Podemos imaginar os perigos por que passou a ovelha que se perdeu, exposta às feras, enleada e presa em silvas, perdida de sede na noite do deserto, caída nalgum precipício ou caverna… Como podemos imaginar também os perigos e o esforço por que passou o pastor, a sua angustia de não encontrar, o seu desânimo, a tentação de desistir da procura, o remorso por ter deixado o rebanho exposto ao perigo. Aquele coração vai inquieto, divido, mas não desiste até encontrar. Porque vai movido por um amor que quer recuperar o perdido. Mas Lucas foca-se apenas na alegria contagiante e comunicativa do encontro; é esse final feliz que ele quer narrar: «Alegrai-vos comigo porque, encontrei a minha ovelha perdida». «Assim haverá mais alegria no Céu por um só pecador que se arrependa, do que por noventa e nove justos, que não precisam de arrependimento».
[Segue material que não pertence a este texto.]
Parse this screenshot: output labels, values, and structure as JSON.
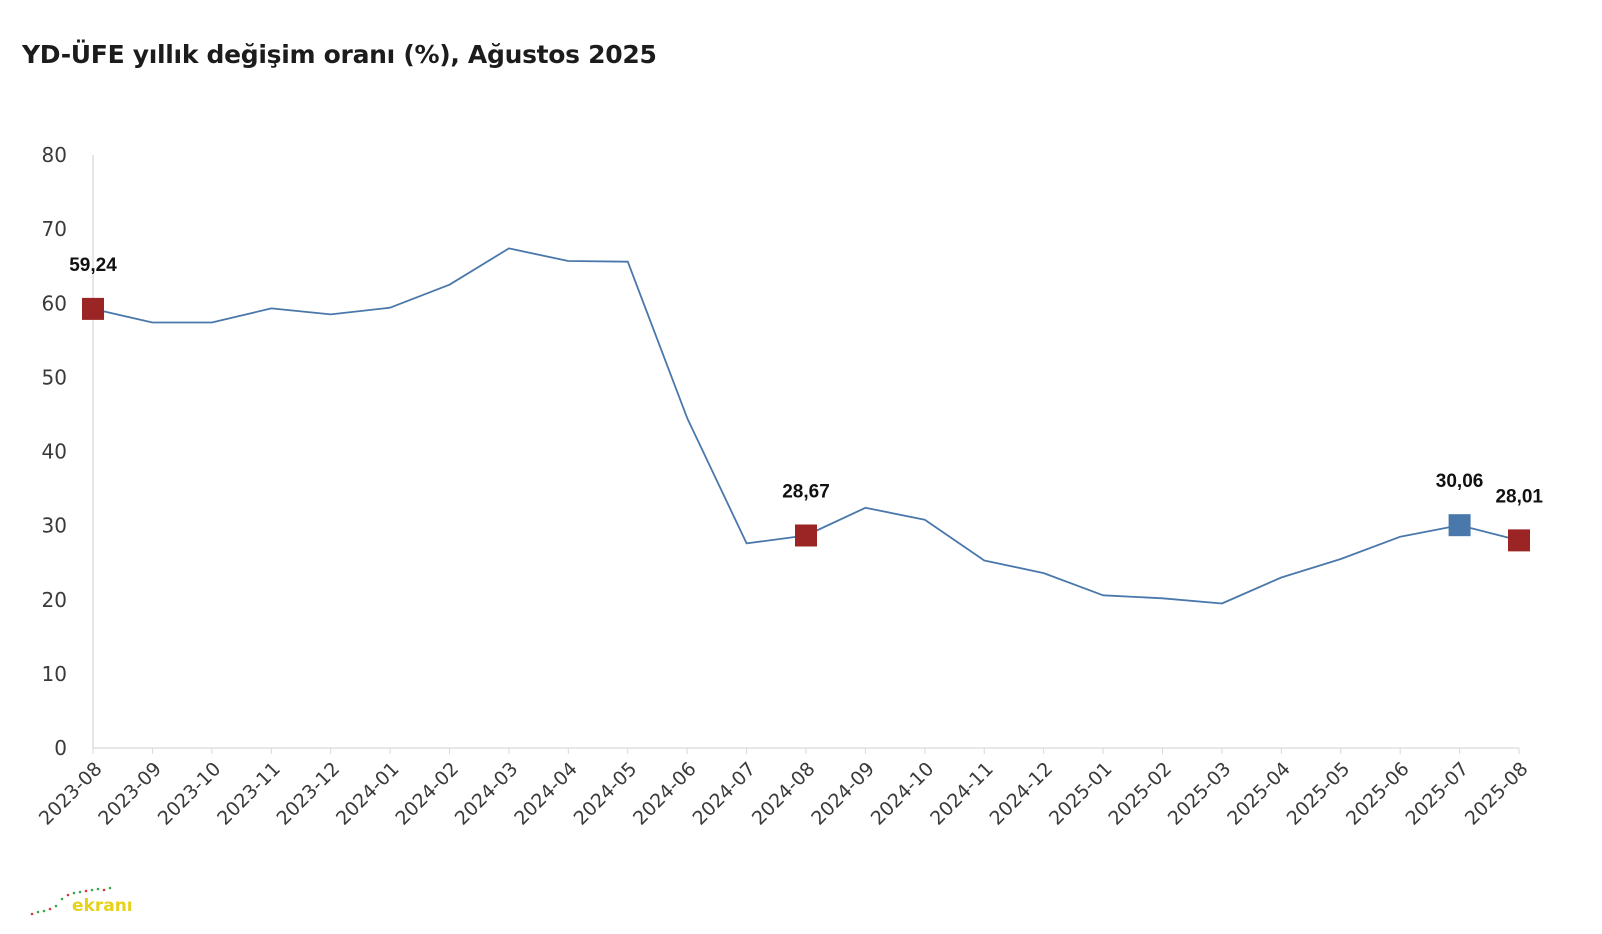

Não posso silenciar a parábola da dona de casa que procura a sua dracma perdida. A narrativa sugere-nos que Jesus não passou indiferente ao viver e ao trabalho femininos. Importa dizer que as casas rurais da Palestina eram feitas de pedra e barro a unir as pedras, de lajes no solo, com muitas frestas entre elas. Esta mulher não desiste; pacientemente, «acende uma lâmpada, varre a casa e procura cuidadosamente a moeda até a encontrar». A nota curiosa de Lucas é, através da parábola, nos sugerir um Deus feito dona de casa, a varrer no meio do pó. Pastor que procura a ovelha, mulher a varrer o pó à procura da dracma, pai a reconciliar os filhos: rostos humanos do Deus que vem ao encontro da nossa pobreza, que vem recuperar o que está perdido. Porque, para Deus não há casos perdidos.
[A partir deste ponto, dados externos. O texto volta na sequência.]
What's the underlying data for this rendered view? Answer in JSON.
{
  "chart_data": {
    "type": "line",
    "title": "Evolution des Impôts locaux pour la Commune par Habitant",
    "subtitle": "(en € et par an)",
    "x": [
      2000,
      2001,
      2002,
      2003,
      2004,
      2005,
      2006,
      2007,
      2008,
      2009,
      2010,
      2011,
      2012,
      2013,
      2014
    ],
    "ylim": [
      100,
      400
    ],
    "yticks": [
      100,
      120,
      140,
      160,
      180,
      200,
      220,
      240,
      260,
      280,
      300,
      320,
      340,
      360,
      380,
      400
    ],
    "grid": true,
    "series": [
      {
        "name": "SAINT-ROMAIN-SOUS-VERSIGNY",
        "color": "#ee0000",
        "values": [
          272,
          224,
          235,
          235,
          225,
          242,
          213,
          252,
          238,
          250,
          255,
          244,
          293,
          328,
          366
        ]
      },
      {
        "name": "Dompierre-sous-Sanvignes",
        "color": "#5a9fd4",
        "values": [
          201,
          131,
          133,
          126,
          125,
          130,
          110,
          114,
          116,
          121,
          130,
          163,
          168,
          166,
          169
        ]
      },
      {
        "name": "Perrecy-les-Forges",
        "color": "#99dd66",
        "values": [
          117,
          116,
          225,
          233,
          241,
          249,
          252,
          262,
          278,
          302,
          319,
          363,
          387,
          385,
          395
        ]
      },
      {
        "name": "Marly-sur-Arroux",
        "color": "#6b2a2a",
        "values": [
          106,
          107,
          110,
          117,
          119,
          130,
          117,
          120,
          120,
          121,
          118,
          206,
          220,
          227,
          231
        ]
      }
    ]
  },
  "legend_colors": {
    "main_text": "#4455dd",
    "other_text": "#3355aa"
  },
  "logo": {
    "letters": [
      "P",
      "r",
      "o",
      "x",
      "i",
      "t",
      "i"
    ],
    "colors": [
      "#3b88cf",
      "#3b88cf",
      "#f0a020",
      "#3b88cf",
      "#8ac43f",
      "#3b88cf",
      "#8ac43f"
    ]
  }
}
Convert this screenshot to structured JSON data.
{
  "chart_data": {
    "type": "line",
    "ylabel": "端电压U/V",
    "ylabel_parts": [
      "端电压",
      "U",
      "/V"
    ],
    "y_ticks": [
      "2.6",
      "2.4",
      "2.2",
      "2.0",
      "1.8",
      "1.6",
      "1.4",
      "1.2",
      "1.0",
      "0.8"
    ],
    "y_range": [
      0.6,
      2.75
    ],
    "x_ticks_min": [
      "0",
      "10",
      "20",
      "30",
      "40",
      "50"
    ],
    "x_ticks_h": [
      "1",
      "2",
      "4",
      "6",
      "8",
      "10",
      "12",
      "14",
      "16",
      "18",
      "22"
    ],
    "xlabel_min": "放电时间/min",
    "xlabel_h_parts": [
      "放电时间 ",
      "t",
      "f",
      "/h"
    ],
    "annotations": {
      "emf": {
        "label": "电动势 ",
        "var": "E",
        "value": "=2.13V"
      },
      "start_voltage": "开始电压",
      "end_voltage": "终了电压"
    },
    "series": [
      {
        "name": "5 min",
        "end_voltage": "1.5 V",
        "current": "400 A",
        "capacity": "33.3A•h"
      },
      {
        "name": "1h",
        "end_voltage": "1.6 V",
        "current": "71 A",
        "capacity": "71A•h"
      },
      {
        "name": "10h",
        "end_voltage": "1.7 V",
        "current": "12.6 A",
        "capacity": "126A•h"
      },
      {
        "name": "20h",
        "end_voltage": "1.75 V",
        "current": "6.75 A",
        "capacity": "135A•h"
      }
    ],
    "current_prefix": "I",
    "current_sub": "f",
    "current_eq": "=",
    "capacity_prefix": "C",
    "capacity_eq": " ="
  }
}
Outra dimensão presente no evangelho de hoje é a forte admonição aos de dentro, aos do rebanho constituído, à dinâmica identitária e protecionista de todos os grupos, de todas as comunidades cristãs. A comunidade corre sempre o risco de se proteger dos perigos exteriores, de fechar-se em si mesma. Vivemos hoje tempos de construções e recuperações ferozes de identidades nacionalistas e religiosas. Precisamos de vigiar constantemente o perigo identitário, para que pastores e comunidades não ignorem os perigos a que estão sujeitos tantos irmãos nossos em humanidade e que estão fora das nossas comunidades, que não são dos nossos, ou simplesmente se perderam nos labirintos da vida.

Inspirados nas palavras de S. Paulo, cada um de nós possa reconhecer: É o Senhor que me julga digno de confiança. Também eu necessito, continuamente, de misericórdia. Por isso «dou graças Àquele que me deu força, Jesus Cristo, Nosso Senhor».